A game-theoretic driver steering model with individual risk perception field generation.

Abstract

Driver-automation shared steering control (SSC) has emerged as a promising technology for enhancing vehicle safety, but desire to achieve seamless collaboration between the driver and automation requires an in-depth understanding of driver steering behavior in interaction with automation. In this paper, we introduce a game-theoretic driver steering model with individual risk perception field generation. Firstly, a driver risk perception field is developed based on a novel concept of potential injury risk (PIR) to provide a quantitative estimation of the driver's perceived driving risk. This approach offers an explicit and physically meaningful structure for simulating the driver's risk perception process and elucidating the reasons for discrepancies in risk perception. Then, this driver risk perception field is integrated into the framework of non-cooperative Nash game to model the steering interaction between the driver and automation, and the analytical expression of Nash equilibrium is derived in detail. The resulting combined driver model effectively captures the driver adaptation at both the control and planning levels.

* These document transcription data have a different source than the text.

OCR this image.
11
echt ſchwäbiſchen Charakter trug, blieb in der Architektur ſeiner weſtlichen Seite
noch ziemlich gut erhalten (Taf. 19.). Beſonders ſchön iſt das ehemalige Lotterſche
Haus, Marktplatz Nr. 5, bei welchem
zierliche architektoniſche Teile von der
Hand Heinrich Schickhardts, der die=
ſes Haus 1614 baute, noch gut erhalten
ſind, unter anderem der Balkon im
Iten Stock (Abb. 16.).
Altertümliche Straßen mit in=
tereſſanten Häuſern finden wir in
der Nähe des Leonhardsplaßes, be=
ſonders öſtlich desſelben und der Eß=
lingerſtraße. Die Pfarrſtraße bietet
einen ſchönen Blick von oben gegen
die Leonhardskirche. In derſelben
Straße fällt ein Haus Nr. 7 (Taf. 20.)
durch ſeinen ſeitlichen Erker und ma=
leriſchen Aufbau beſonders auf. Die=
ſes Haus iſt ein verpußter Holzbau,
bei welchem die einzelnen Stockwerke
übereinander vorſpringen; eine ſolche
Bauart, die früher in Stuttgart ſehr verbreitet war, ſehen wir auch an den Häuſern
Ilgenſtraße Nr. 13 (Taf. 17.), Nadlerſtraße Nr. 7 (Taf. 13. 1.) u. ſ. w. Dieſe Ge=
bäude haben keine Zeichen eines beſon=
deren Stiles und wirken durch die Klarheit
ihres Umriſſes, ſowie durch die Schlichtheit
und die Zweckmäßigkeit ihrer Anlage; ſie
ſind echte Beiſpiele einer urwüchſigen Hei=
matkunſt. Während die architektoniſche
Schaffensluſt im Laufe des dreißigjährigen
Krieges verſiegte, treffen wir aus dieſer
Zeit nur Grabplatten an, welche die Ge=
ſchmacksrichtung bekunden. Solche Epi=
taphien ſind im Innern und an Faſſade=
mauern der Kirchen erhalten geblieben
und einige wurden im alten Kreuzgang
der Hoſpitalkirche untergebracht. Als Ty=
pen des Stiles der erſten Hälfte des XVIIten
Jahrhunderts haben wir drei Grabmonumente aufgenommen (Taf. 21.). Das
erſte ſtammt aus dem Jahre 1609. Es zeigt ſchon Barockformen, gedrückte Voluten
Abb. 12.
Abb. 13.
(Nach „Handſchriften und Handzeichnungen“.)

Next, the key parameters of the combined driver model and its comparators are identified using measured driver steering behavior data from thirty subjects in a series of driving simulator experiments. Finally, the effectiveness and superiority of the combined driver model is validated through a comprehensive comparative analysis. The results demonstrate that the combined driver model achieves the lowest prediction errors compared to its comparators and effectively captures the individual differences in risk perception and steering behavior.